Some of those who bothered to watch muttered about body doubles and voice manipulation, but most newspapers and TV stations in the Middle East played the story straight, accepting that the tape was authentic. That doesn't mean it will change the minds of those who oppose the war. "I don't believe it will have a huge impact on the Muslim world," says Atwan, the editor of al-Quds. "It's too late. It's like accusing somebody of murder and executing him, and then saying 'Now we found the evidence.'" For Atwan and many other commentators, the point is not bin Laden's responsibility for attacks like those of Sept. 11; that is a given. It is, rather, the actions the U.S. took to visit justice on the terrorists. "I want the U.S. to behave as a civilized superpower," says Atwan. "To take revenge, to send these bombers to kill innocent people, isn't justified."

Victory justifies a lot, but experts on al-Qaeda warn that winning the war will not eliminate the organization.
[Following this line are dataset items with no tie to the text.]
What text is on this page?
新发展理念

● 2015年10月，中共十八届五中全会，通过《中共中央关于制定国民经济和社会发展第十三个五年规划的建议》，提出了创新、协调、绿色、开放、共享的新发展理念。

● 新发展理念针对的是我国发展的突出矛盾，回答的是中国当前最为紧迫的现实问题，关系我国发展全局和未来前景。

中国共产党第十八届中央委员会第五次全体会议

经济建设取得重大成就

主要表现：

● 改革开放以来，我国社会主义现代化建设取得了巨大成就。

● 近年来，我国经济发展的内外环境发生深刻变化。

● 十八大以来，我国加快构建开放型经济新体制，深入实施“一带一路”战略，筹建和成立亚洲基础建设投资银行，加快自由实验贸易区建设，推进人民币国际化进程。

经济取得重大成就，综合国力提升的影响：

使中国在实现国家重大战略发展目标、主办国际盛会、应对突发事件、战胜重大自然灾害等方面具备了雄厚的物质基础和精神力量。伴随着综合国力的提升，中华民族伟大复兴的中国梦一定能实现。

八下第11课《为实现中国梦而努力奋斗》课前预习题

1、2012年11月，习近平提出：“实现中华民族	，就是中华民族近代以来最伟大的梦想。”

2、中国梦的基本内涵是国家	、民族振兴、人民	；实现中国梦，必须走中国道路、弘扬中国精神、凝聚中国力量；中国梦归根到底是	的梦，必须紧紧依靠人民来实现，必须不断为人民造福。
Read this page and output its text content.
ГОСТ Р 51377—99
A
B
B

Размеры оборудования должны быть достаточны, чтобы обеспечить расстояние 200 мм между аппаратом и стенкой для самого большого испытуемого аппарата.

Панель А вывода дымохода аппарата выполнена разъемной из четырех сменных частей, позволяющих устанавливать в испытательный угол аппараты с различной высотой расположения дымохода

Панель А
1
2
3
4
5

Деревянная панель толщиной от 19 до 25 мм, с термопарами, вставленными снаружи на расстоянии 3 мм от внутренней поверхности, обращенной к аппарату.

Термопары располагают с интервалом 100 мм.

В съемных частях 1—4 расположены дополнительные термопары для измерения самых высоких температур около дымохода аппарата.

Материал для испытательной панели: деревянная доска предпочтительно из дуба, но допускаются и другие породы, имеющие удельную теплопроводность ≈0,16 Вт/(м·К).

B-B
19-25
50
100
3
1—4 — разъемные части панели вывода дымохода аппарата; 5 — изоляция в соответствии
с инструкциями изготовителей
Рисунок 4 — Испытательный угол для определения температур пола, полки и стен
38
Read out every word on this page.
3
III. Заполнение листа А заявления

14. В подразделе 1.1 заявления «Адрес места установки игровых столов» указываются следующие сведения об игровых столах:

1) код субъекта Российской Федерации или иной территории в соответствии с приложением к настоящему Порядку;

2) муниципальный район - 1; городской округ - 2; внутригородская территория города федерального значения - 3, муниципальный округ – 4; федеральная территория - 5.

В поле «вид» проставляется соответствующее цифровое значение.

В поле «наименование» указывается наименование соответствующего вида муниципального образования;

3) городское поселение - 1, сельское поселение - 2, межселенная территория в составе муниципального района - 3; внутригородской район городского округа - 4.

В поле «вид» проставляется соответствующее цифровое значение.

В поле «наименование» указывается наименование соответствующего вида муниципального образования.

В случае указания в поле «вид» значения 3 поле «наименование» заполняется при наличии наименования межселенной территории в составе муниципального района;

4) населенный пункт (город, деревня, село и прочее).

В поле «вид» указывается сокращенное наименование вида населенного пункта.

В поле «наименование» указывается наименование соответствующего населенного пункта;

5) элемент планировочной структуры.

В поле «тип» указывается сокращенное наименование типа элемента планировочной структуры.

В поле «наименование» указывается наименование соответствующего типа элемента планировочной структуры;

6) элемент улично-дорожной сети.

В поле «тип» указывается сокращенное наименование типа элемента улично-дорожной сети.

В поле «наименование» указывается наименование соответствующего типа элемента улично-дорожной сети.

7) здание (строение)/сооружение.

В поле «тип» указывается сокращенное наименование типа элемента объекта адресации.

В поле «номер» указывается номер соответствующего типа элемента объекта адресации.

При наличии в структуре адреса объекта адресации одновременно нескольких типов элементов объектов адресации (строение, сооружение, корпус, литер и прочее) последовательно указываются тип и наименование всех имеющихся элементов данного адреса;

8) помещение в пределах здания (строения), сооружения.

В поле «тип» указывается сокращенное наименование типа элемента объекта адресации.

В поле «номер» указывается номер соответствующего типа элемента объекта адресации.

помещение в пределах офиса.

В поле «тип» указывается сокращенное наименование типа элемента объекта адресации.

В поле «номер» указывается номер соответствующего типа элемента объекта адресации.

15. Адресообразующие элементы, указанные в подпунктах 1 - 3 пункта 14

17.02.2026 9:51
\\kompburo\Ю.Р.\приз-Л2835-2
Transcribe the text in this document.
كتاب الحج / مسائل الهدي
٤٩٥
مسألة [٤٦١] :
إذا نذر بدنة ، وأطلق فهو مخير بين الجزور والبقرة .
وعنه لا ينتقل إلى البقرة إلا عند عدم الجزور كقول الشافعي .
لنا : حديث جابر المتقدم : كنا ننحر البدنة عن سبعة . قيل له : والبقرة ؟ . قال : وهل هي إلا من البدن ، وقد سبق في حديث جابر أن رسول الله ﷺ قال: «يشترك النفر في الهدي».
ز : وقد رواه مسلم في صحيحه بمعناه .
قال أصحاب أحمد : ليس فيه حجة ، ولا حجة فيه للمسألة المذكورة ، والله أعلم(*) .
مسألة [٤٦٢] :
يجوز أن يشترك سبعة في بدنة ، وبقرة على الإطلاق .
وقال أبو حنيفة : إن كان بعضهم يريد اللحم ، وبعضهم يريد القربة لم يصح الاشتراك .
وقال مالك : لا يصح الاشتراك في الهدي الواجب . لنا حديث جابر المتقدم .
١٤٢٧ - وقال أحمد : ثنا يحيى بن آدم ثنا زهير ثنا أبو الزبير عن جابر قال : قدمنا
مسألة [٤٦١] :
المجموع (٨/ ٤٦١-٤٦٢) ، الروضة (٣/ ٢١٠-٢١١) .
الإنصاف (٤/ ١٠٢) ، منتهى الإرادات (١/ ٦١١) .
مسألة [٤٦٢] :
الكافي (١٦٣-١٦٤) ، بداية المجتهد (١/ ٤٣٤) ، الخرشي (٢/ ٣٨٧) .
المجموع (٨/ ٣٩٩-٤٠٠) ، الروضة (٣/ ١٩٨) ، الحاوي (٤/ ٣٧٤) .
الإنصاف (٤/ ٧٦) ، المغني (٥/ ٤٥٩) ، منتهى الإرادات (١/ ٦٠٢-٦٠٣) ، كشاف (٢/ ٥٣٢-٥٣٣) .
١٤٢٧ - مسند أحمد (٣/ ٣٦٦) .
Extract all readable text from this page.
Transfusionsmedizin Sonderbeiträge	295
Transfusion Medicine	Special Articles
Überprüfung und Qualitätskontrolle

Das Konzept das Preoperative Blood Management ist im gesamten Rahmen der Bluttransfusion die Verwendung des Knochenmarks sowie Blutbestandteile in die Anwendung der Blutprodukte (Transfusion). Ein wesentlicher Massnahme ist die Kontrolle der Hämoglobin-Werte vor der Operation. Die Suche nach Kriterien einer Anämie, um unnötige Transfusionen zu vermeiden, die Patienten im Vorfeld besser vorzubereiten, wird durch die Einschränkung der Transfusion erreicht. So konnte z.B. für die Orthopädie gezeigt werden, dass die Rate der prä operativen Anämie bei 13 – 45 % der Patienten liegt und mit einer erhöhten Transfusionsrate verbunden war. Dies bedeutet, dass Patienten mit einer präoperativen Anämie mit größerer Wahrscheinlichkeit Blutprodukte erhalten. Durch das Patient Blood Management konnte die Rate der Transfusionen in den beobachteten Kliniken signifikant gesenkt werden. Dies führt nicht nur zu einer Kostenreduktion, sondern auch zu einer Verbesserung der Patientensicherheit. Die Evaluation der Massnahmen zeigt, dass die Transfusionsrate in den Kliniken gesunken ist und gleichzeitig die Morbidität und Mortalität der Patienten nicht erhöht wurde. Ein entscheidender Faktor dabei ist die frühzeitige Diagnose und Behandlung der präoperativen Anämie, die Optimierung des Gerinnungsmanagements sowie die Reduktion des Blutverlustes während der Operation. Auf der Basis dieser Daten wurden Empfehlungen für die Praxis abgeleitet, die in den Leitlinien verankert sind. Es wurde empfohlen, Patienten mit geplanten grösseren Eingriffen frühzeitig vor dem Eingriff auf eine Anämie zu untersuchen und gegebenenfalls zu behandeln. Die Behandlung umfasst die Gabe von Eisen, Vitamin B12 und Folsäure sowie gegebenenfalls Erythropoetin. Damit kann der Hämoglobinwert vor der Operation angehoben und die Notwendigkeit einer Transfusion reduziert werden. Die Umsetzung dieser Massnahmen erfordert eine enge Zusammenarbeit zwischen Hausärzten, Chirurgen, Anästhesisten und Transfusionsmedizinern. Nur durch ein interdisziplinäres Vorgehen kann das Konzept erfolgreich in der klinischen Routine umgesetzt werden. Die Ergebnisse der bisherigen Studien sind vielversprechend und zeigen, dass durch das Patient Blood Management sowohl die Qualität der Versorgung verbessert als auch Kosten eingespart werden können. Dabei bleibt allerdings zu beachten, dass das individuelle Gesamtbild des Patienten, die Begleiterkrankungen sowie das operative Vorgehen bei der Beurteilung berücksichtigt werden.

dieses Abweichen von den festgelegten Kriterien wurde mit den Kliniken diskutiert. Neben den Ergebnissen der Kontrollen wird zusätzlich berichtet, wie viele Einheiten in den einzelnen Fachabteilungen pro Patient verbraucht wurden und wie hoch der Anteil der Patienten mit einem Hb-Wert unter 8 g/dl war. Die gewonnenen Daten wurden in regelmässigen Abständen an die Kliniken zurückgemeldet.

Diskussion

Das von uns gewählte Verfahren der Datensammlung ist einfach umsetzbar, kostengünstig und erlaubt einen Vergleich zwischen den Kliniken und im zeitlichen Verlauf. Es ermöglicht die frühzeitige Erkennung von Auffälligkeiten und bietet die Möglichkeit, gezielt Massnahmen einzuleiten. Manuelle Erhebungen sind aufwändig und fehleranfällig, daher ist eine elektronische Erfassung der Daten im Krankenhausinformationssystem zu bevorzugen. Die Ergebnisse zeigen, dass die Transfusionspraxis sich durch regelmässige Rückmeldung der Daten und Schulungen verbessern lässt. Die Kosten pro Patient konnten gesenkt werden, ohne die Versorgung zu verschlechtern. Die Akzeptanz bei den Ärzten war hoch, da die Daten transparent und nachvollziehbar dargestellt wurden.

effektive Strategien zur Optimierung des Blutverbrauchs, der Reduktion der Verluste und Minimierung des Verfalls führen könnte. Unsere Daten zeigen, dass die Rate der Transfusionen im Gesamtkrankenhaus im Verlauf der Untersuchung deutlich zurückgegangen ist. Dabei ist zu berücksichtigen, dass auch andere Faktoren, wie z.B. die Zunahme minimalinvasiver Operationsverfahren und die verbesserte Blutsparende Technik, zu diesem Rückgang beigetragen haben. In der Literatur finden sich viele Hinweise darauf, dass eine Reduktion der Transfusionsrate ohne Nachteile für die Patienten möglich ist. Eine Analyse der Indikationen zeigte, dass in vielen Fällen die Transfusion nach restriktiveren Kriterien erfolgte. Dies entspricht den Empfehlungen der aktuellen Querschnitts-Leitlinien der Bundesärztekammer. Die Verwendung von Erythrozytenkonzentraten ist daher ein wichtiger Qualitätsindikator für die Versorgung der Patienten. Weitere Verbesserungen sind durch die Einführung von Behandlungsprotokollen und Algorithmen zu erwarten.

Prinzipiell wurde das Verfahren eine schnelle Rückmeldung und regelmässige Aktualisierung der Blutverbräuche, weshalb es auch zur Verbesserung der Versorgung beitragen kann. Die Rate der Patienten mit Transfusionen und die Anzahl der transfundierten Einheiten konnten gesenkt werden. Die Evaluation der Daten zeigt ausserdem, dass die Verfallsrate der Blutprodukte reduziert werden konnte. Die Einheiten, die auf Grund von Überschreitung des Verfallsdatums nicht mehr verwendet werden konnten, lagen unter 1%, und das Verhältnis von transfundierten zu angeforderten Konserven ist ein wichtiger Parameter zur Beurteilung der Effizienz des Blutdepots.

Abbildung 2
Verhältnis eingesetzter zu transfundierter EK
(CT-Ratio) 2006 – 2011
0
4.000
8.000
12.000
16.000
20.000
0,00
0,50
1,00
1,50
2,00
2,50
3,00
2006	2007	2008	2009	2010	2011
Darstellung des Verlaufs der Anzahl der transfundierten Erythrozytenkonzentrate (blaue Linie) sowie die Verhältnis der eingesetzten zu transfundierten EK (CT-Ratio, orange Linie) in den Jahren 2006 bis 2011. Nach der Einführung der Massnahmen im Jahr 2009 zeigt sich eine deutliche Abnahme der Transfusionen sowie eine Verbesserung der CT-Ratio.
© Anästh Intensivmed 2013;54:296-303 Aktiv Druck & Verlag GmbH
For Jacquard, a central significance of the tape was the overt support offered to al-Qaeda by a network of radical and militant Saudi clergy; bin Laden and al-Ghamdi mention four other clerics approvingly. "That kind of sympathy with Islamic militancy and rationalization of terror," says Jacquard, "has become common in Saudi Arabia and the gulf states." Ranstorp thinks the poem bin Laden recited— "Our homes are flooded with blood...we will not stop our raids/Until you free our lands"— could mean that a new wave of attacks on the U.S. will be launched after Afghanistan has been pacified. "One of the worrying things," he says, "is that we will be lulled into a false sense of security."

In the fight against terrorism, caution is a virtue. Still, a month ago, bin Laden could spend a happy hour chatting with friends in the comfort of a well-appointed house. By the time the tape of that event was shown to the world, he was— in all likelihood— hidden in a cave, being bombed by American planes. On the tape, bin Laden said, "Over weeping sounds, now/We hear the beats of drums." They beat for him.